The American Library Association’s annual meeting—held from June 27 to July 2 in San Diego this year—is right around the corner, and as I eagerly look over my schedule, I’m reminded once more of the crucial work of librarians. School and public librarians form the core of Kirkus’ young readers’ reviewer roster; librarians also select the ALA’s Youth Media Awards, which spotlight the best kid lit published each year. Many librarians have gone on to become children’s book authors themselves—work to which they’re especially well suited. Below are several recent and forthcoming books that children will love, all written by former or current librarians.

Former school and public librarian Xelena González wowed us last year with Remembering (Simon & Schuster), in which a Latine family honors its deceased dog on Día de los Muertos. Her contemplative text is paired with Adriana M. Garcia’s stunning artwork, which balances quiet joy with solemnity. At the ALA’s Youth Media Awards this year, Garcia will be receiving a Pura Belpré illustrator honor for her work on this unforgettable picture book.

Children’s librarian John Schu draws from personal experience for Louder Than Hunger (Candlewick, March 19), a ’90s-set verse novel that follows a 13-year-old boy diagnosed with anorexia. Everyone in Jake’s life wants him to eat—his mother, his grandmother, and the staff at the inpatient program where he’s eventually admitted—but their encouragement is drowned out by the Voice in his head. Schu writes with raw, explosive anguish, while creative use of typography amplifies Jake’s emotions; the result is a primal scream of a book.

Former public librarian Toni Yuly’s latest picture book, The Pelican Can! (Little Brown, May 14), stars a most enchanting protagonist: a seabird who soars high, homes in on fish below, and effortlessly dives to catch a meal for a family waiting at home. Yuly’s vivid artwork ramps up the drama, and her rhythmic text will have kids chanting along with the titular refrain.

In Kyle Lukoff’s newest picture book, Just What To Do (Dial, July 16), illustrated by Hala Tahboub, a child attempts to comfort others who have experienced loss, from that of a cactus to a beloved grandparent. As the protagonist learns, there aren’t easy solutions when it comes to grief—an insight that will resonate with many adults, too. A former school librarian, Lukoff always writes with respect and empathy for his audience; in January, he was selected to deliver the 2025 ALSC Children’s Literature Lecture, and I can’t wait to hear his words of wisdom.

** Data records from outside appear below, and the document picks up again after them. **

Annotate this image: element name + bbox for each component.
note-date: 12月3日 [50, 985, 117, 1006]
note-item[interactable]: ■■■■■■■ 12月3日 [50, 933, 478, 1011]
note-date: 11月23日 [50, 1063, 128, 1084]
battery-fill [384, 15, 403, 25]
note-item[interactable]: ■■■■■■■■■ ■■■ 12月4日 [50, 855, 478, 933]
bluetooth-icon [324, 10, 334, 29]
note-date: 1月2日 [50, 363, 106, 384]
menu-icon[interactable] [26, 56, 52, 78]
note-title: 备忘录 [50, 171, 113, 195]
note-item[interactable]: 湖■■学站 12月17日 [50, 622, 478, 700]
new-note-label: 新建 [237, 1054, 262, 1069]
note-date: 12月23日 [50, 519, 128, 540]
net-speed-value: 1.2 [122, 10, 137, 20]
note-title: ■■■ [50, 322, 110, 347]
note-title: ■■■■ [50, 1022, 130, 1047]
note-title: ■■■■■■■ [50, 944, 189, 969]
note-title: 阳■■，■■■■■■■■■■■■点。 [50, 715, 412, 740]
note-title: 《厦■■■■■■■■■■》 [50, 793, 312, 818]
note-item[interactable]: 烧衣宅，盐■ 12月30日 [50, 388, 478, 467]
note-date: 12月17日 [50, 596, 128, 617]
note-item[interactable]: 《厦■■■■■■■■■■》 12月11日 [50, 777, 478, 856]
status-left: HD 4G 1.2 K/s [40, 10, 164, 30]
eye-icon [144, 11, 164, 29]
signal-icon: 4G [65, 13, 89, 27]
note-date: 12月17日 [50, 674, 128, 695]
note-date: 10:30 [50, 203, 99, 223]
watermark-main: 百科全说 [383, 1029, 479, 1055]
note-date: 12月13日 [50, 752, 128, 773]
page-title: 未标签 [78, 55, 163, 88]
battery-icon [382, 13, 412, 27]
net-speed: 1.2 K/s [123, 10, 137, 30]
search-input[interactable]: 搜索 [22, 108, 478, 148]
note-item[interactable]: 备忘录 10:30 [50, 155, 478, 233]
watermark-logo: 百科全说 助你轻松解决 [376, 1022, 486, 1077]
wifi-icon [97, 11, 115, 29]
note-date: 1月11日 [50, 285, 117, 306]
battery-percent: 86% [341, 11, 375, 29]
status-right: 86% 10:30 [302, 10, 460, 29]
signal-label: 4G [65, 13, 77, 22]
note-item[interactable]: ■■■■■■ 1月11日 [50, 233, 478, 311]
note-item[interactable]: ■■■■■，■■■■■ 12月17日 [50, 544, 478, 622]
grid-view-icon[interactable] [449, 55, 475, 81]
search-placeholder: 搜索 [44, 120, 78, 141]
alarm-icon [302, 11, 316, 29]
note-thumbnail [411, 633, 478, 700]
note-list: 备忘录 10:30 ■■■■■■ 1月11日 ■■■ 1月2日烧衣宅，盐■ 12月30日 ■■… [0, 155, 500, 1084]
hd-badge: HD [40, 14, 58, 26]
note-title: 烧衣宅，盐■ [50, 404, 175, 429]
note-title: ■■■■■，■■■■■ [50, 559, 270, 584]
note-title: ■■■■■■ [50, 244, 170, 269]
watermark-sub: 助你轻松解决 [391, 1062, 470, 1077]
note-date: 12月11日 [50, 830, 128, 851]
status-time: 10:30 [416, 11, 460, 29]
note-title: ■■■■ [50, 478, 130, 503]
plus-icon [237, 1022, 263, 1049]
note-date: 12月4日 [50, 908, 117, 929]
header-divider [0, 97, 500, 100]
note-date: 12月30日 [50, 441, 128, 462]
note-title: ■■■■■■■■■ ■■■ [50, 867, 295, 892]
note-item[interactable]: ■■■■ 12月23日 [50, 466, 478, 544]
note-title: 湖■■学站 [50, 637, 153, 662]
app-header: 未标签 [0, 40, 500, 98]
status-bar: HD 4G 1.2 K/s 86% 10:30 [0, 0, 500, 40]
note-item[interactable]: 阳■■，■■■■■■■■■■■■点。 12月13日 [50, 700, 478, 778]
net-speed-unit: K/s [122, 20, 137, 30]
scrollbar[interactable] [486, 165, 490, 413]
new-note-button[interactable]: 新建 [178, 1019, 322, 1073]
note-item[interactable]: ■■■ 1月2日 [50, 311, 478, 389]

School librarian Travis Jonker teams up with Caldecott winner Matthew Cordell for The Ship in the Window (Viking, Aug. 20), about a mouse named Mabel who goes for a joy ride in a model ship constructed by the man she lives with. By turns thrilling and tender, this picture book sees both its protagonists stepping out of their comfort zones: Quiet Mabel embarks on a wild adventure, while the man—who’s previously refused to let anyone help him build his ship, much less touch it—learns to let others in.

Mahnaz Dar is a young readers’ editor.